How will various enhancements (e.g. bodily or cognitive) affect the embodied selves - our lived bodies - and their engagement with the world? (2)
Will we still define ourselves (including) through our limitations and overcoming adversity or we will lose that one constituting factor?
Is transhumanism about progressing or blunting the self? (3)
To what extent it will affect our ability for inwardness if all the mending of the self is done outwardly (i.e. transforming humans to better fit the external world)?
Would it be possible to also enhance morality, kindness, compassion, and other cardinal virtues or ‘pro-social’ feelings?
Can a child have true autonomy if parents genetically design his or her capacities and proclivities?
The debate also explores new social orders, issues of justice or (in)equity, political and economic power:
Will society’s repugnance/resistance to controversial/’suspect’ technologies water down, just as it did in the past with other technologies (e.g., oral contraceptives, IVF)? (4)
Who decides what is a “limitation” and what is an “enhancement”? Will enhancements truly be optional?
Will enhancements be afforded only by the rich, or some will progressively be considered essential services to be provided by the state in the spirit of social welfare? (negative vs. positive rights).
Who is responsible for the enhancements, e.g. who guarantees the “spare parts” or is liable for damages? (5)
What kind of regulation is needed, e.g., limiting the enhancement or surveillance?
How can public health systems be redesigned/reconfigured to deliver in this context?
Could enhancements displace the sense of common humanity that has undergirded the democratic social contract for centuries?
If liberal democracies go down the transhumanist path, will this mean diminishing free will and increased power of exploitation on the part of the government or, on the contrary, regulating, controlling, or banning enhancement technologies amount to a loss of personal autonomy and increased state power?
(1) Sociotechnical ensembles (See Bijker and Pinch, 1984) posit that technologies are social through and through (their design and implementation are affected by social, cultural, economic and political context), just as society is technological through and through (technological artifacts are crucial to social order).
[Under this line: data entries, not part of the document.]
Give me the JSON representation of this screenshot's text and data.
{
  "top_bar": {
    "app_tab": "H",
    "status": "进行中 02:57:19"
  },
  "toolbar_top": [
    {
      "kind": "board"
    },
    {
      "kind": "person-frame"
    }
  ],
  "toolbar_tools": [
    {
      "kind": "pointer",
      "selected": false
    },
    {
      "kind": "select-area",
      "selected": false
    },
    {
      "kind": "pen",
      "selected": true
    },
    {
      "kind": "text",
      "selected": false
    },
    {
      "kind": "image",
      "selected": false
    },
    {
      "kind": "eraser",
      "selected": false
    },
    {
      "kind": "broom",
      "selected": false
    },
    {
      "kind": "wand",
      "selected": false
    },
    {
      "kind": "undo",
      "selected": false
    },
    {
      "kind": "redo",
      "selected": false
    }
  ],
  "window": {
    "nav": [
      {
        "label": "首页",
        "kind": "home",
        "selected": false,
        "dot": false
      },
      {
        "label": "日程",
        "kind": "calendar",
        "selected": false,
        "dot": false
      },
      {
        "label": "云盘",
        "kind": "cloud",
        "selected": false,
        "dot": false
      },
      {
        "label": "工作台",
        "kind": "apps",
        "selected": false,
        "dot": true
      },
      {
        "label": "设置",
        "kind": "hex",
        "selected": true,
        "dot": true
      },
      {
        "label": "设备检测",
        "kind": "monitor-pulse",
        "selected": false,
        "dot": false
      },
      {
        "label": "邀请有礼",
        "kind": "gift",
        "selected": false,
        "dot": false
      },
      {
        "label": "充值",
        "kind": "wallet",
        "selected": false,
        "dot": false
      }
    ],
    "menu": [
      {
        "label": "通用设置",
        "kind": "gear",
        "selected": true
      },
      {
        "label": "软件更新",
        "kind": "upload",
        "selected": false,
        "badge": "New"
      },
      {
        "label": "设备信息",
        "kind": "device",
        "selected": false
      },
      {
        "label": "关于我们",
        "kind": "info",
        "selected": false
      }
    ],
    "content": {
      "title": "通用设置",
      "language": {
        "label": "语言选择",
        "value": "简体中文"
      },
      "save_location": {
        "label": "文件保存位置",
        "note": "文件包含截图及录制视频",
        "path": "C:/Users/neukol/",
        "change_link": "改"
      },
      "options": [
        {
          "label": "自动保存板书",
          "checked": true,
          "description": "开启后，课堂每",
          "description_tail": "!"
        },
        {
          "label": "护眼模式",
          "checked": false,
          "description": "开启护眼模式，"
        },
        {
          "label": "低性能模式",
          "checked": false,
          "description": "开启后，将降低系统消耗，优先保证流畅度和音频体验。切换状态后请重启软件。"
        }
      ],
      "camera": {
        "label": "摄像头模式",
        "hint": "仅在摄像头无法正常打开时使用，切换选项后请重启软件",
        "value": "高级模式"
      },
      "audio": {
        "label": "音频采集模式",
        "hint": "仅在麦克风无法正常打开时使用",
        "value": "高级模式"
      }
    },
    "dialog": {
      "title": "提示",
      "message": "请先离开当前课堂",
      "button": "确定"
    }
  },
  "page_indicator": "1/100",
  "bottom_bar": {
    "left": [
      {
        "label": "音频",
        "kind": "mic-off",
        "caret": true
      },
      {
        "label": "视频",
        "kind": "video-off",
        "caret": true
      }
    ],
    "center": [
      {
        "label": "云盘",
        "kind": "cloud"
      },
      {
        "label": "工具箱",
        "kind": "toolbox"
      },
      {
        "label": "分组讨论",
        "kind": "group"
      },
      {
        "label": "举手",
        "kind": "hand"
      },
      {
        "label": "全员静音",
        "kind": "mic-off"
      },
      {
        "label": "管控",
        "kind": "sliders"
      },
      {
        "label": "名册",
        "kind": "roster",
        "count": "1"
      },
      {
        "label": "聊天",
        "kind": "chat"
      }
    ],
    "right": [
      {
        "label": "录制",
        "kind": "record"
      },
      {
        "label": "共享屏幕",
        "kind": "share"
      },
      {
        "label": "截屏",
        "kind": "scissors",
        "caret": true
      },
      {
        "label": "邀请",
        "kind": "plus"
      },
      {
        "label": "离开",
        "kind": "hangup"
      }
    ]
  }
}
Socio-technical ensembles constitute themselves through this interaction. See also Bijker, 1995, Latour on actor-network approach, 1992, Ihde on the role of tech in the interrelation of human beings and world when technological artifacts are involved, 1990.
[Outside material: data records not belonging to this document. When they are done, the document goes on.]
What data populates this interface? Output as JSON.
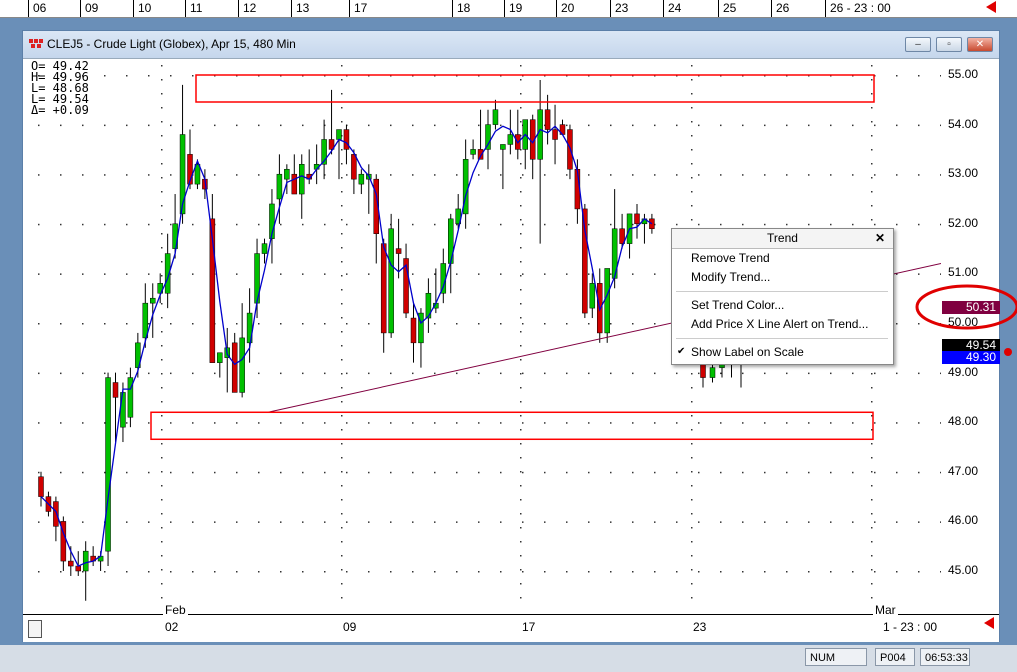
{
  "top_axis": {
    "labels": [
      "06",
      "09",
      "10",
      "11",
      "12",
      "13",
      "17",
      "18",
      "19",
      "20",
      "23",
      "24",
      "25",
      "26",
      "26 - 23 : 00"
    ]
  },
  "window": {
    "title": "CLEJ5 - Crude Light (Globex), Apr 15, 480 Min",
    "minimize": "–",
    "restore": "▫",
    "close": "✕"
  },
  "ohlc": {
    "o": "O=   49.42",
    "h": "H=   49.96",
    "l1": "L=   48.68",
    "l2": "L=   49.54",
    "d": "Δ=   +0.09"
  },
  "price_axis": {
    "labels": [
      "55.00",
      "54.00",
      "53.00",
      "52.00",
      "51.00",
      "50.00",
      "49.00",
      "48.00",
      "47.00",
      "46.00",
      "45.00"
    ],
    "trend_label": "50.31",
    "last_label": "49.54",
    "current_label": "49.30"
  },
  "time_axis": {
    "labels": [
      "Feb",
      "02",
      "09",
      "17",
      "23",
      "Mar",
      "1 - 23 : 00"
    ]
  },
  "context_menu": {
    "header": "Trend",
    "close": "✕",
    "items": [
      "Remove Trend",
      "Modify Trend...",
      "Set Trend Color...",
      "Add Price X Line Alert on Trend...",
      "Show Label on Scale"
    ],
    "checkmark": "✔"
  },
  "status_bar": {
    "num": "NUM",
    "page": "P004",
    "time": "06:53:33"
  },
  "colors": {
    "up": "#00c000",
    "down": "#d00000",
    "ma": "#0000cc",
    "trend": "#800040",
    "box": "#ff0000",
    "trend_label_bg": "#800040",
    "current_bg": "#0000ff"
  }
}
(2) See for e.g. the phenomenology of perception, Maurice Merleau-Ponty, where the body is central to our understanding of our relationships with others (through a space of ‘intercorporeality’) and to the wider ecological context we’re immersed within.
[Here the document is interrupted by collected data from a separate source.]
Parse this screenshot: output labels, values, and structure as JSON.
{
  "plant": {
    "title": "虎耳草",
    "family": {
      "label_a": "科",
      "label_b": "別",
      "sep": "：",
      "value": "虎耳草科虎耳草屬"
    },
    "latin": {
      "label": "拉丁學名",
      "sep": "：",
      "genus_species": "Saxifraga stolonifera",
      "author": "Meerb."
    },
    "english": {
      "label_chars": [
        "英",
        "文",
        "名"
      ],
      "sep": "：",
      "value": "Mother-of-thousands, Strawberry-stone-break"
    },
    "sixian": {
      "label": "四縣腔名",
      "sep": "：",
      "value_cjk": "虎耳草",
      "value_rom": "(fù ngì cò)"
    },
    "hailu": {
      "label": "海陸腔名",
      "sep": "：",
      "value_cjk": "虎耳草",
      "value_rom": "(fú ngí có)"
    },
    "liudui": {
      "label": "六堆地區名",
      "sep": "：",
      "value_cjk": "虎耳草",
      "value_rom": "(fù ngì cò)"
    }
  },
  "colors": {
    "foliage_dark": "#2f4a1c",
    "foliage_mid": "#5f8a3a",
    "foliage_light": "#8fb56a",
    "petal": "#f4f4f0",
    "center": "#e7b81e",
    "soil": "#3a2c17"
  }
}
(3) Even services now deemed banal, like google, that allows us to access any information at any time, have affected our memory, inclination towards mental effort; or google maps perfectly orienting us while robbing our sense of orientation.
(4) Note that IVF’s role extended, from a medical procedure for otherwise infertile couples, to identifying embryos free of devastating genetic diseases. But it also extended to sex selection
(5) See Fred Hirsch, 1977 on ‘positional goods’ – goods whose value to those who have them depends on others not having them.